Beyza Boyacioglu (TOÑITAS Director) is a Brooklyn/Cambridge/Istanbul-based documentary filmmaker, video artist and curator. She was a fellow in 2012-2013 UnionDocs Collaborative Studio in Brooklyn. As a part of her residency, she co-directed Toñita’s, a documentary portrait of the last remaining Puerto Rican social club in South Williamsburg. She curates ‘Fiction-Non’, a documentary series exploring narrative/non-fiction hybrid films, at Maysles Cinema in Harlem. Her work as a video artist has been exhibited in many venues including MoMA (New York), The Invisible Dog Art Center (Brooklyn), NoteOn (Berlin), Goethe Institute (Cambridge, MA) and Sakip Sabanci Museum (Istanbul).

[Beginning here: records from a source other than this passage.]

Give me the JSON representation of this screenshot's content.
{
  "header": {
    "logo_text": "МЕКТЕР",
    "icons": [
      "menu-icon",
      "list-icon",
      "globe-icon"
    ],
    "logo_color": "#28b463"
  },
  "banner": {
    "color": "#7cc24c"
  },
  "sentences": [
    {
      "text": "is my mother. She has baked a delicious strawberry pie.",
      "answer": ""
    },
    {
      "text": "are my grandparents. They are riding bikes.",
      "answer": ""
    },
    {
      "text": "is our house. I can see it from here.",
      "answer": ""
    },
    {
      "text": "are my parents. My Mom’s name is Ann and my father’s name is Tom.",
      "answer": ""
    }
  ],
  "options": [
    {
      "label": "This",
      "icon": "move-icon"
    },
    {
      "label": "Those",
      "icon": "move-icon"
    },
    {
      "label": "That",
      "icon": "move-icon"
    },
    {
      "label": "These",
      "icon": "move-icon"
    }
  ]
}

Currently, she is a videographer and a video editor at Harvard University. She is also working on the feature-length version of Toñita’s.

Sebastian Diaz (TOÑITAS Director) is a Mexican filmmaker based in New York. He was a fellow at UnionDocs Collaborative Studio, Brooklyn 2013, where he directed ‘Toñita’s’ (MoMA Documentary Fortnight 2014). He co-directed ‘Brilliant Soil’ (Material Culture & Archeology Film Prize at 13th RAI International Fest of Ethnographic Film, Edinburgh 2011) distributed by Distrify. Sebastian photographed and edited the documentary ‘Tijuaneados Anonymous’ (Ambulante Festival 2010; Best local film at San Diego Latino Film Festival). He co-founded ‘Bulbo Art Collective’, which produced a documentary series broadcast in US and Mexico about Tijuana-San Diego border culture (Channels 22 & MVS). His work has been exhibited at ARCO (Madrid), The MAK Museum (Vienna), InSite_05 (Tijuana-San Diego), among others. He is currently working on the feature documentary ‘The Caribbean’.